Brownfield told The Associated Press that it is only one stage in reducing dependency or addiction on the drug that may have contributed to 33,000 U.S. deaths in 2015 and over 300,000 in the past 16 years.
He spoke outside a meeting of the U.N’s Commission on Narcotic Drugs. The organization is expected to put fentanyl and its precursors on a list of globally controlled substances, allowing for better trans-border monitoring.
A prescription painkiller, fentanyl is up to 50 times stronger than heroin and is often mixed with heroin or made to look like other painkillers that fetch a higher street price, with fatal results for users unaware that it has been added.
Both the U.S. Drug Enforcement Administration and the White House Office of National Drug Control Policy point to China as North America’s main source of fentanyl, related drugs and the chemicals used to make them, and say the main entry point is from Mexico
China says there is no statistical evidence to support the assertion. But it put four fentanyl-related compounds under monitoring last month, apparently in part because of U.S. concerns.

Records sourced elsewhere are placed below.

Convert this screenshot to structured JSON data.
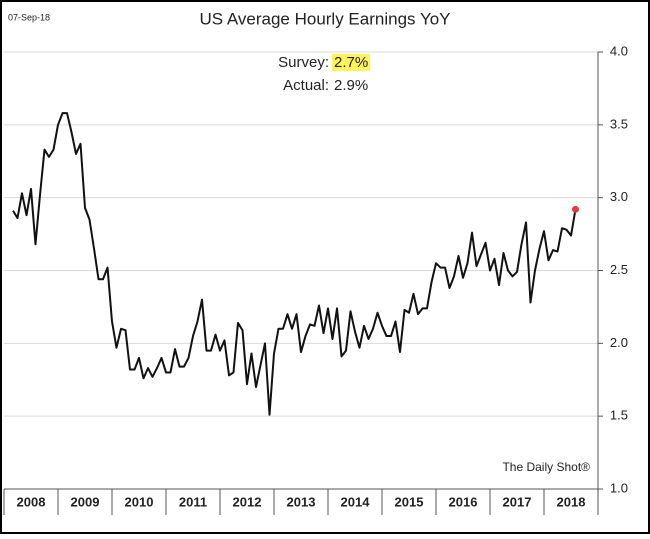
{
  "chart_data": {
    "type": "line",
    "title": "US Average Hourly Earnings YoY",
    "date": "07-Sep-18",
    "annotations": {
      "survey_label": "Survey:",
      "survey_value": "2.7%",
      "actual_label": "Actual:",
      "actual_value": "2.9%",
      "source": "The Daily Shot®"
    },
    "x": [
      2008.167,
      2008.25,
      2008.333,
      2008.417,
      2008.5,
      2008.583,
      2008.667,
      2008.75,
      2008.833,
      2008.917,
      2009,
      2009.083,
      2009.167,
      2009.25,
      2009.333,
      2009.417,
      2009.5,
      2009.583,
      2009.667,
      2009.75,
      2009.833,
      2009.917,
      2010,
      2010.083,
      2010.167,
      2010.25,
      2010.333,
      2010.417,
      2010.5,
      2010.583,
      2010.667,
      2010.75,
      2010.833,
      2010.917,
      2011,
      2011.083,
      2011.167,
      2011.25,
      2011.333,
      2011.417,
      2011.5,
      2011.583,
      2011.667,
      2011.75,
      2011.833,
      2011.917,
      2012,
      2012.083,
      2012.167,
      2012.25,
      2012.333,
      2012.417,
      2012.5,
      2012.583,
      2012.667,
      2012.75,
      2012.833,
      2012.917,
      2013,
      2013.083,
      2013.167,
      2013.25,
      2013.333,
      2013.417,
      2013.5,
      2013.583,
      2013.667,
      2013.75,
      2013.833,
      2013.917,
      2014,
      2014.083,
      2014.167,
      2014.25,
      2014.333,
      2014.417,
      2014.5,
      2014.583,
      2014.667,
      2014.75,
      2014.833,
      2014.917,
      2015,
      2015.083,
      2015.167,
      2015.25,
      2015.333,
      2015.417,
      2015.5,
      2015.583,
      2015.667,
      2015.75,
      2015.833,
      2015.917,
      2016,
      2016.083,
      2016.167,
      2016.25,
      2016.333,
      2016.417,
      2016.5,
      2016.583,
      2016.667,
      2016.75,
      2016.833,
      2016.917,
      2017,
      2017.083,
      2017.167,
      2017.25,
      2017.333,
      2017.417,
      2017.5,
      2017.583,
      2017.667,
      2017.75,
      2017.833,
      2017.917,
      2018,
      2018.083,
      2018.167,
      2018.25,
      2018.333,
      2018.417,
      2018.5,
      2018.583
    ],
    "series": [
      {
        "name": "US Average Hourly Earnings YoY",
        "color": "#111111",
        "last_point_color": "#e8383d",
        "values": [
          2.91,
          2.86,
          3.03,
          2.88,
          3.06,
          2.68,
          3.02,
          3.33,
          3.28,
          3.33,
          3.5,
          3.58,
          3.58,
          3.45,
          3.3,
          3.37,
          2.93,
          2.85,
          2.65,
          2.44,
          2.44,
          2.52,
          2.15,
          1.97,
          2.1,
          2.09,
          1.82,
          1.82,
          1.9,
          1.76,
          1.83,
          1.77,
          1.83,
          1.9,
          1.8,
          1.8,
          1.96,
          1.84,
          1.84,
          1.9,
          2.05,
          2.15,
          2.3,
          1.95,
          1.95,
          2.06,
          1.95,
          2.02,
          1.78,
          1.8,
          2.14,
          2.09,
          1.72,
          1.93,
          1.7,
          1.85,
          2.0,
          1.51,
          1.93,
          2.1,
          2.1,
          2.2,
          2.1,
          2.2,
          1.94,
          2.05,
          2.13,
          2.12,
          2.26,
          2.07,
          2.24,
          2.03,
          2.24,
          1.91,
          1.95,
          2.22,
          2.08,
          1.97,
          2.12,
          2.03,
          2.1,
          2.21,
          2.12,
          2.05,
          2.05,
          2.15,
          1.94,
          2.23,
          2.21,
          2.34,
          2.2,
          2.24,
          2.24,
          2.42,
          2.55,
          2.52,
          2.52,
          2.38,
          2.46,
          2.6,
          2.45,
          2.55,
          2.76,
          2.53,
          2.61,
          2.69,
          2.5,
          2.58,
          2.4,
          2.62,
          2.5,
          2.46,
          2.49,
          2.68,
          2.83,
          2.28,
          2.5,
          2.65,
          2.77,
          2.57,
          2.64,
          2.63,
          2.79,
          2.78,
          2.74,
          2.92
        ]
      }
    ],
    "xlim": [
      2008,
      2019
    ],
    "xticks": [
      2008,
      2009,
      2010,
      2011,
      2012,
      2013,
      2014,
      2015,
      2016,
      2017,
      2018
    ],
    "ylim": [
      1,
      4
    ],
    "yticks": [
      {
        "value": 1,
        "label": "1.0"
      },
      {
        "value": 1.5,
        "label": "1.5"
      },
      {
        "value": 2,
        "label": "2.0"
      },
      {
        "value": 2.5,
        "label": "2.5"
      },
      {
        "value": 3,
        "label": "3.0"
      },
      {
        "value": 3.5,
        "label": "3.5"
      },
      {
        "value": 4,
        "label": "4.0"
      }
    ],
    "grid": true
  }
}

While acknowledging that U.S-Mexican relations are strained over President Donald Trump’s immigration crackdown, Brownfield dismissed suggestions that bilateral cooperation against fentanyl and other drug traffickers would suffer as a result.
Mexico’s Economy Minister Ildefonso Guajardo has recently warned that further strains could affect cooperation on drug smuggling and on immigration.
Brownfield agreed that “complicated problems” exist between the two countries. He said the imperative remained to cooperate because “the government of Mexico is no more pleased or enthusiastic about this drug situation than the United States government.”
He said that more oversight of legal global drug traffic “will not stop those who are producing the product illegally,” but argued the pending U.N. move would have a trickle-down effect on the illegal market.
“As the supply becomes more restricted, the price will go up, driving those who are dependent but not yet addicted to seek treatment,” he said.
He described the U.N. plan as “an additional tool in your tool chest … to control the flow of the product,” allowing law enforcement to concentrate more of its efforts on illicit producers.
The White House’s 2018 budget proposal is expected to include major cuts in U.N. financial support. Brownfield said that as a government official he will support any U.S. administration decisions.
At the same time, he described the Commission on Narcotic Drugs as delivering “quantifiable, visible … value for the American people” in the U.S. fight against drugs and crime.
Associated Press Writer Erika Kinetz contributed from Beijing.
This story corrects the name of the U.N. organization to the Commission on Narcotic Drugs, not Commission of Narcotic Drugs.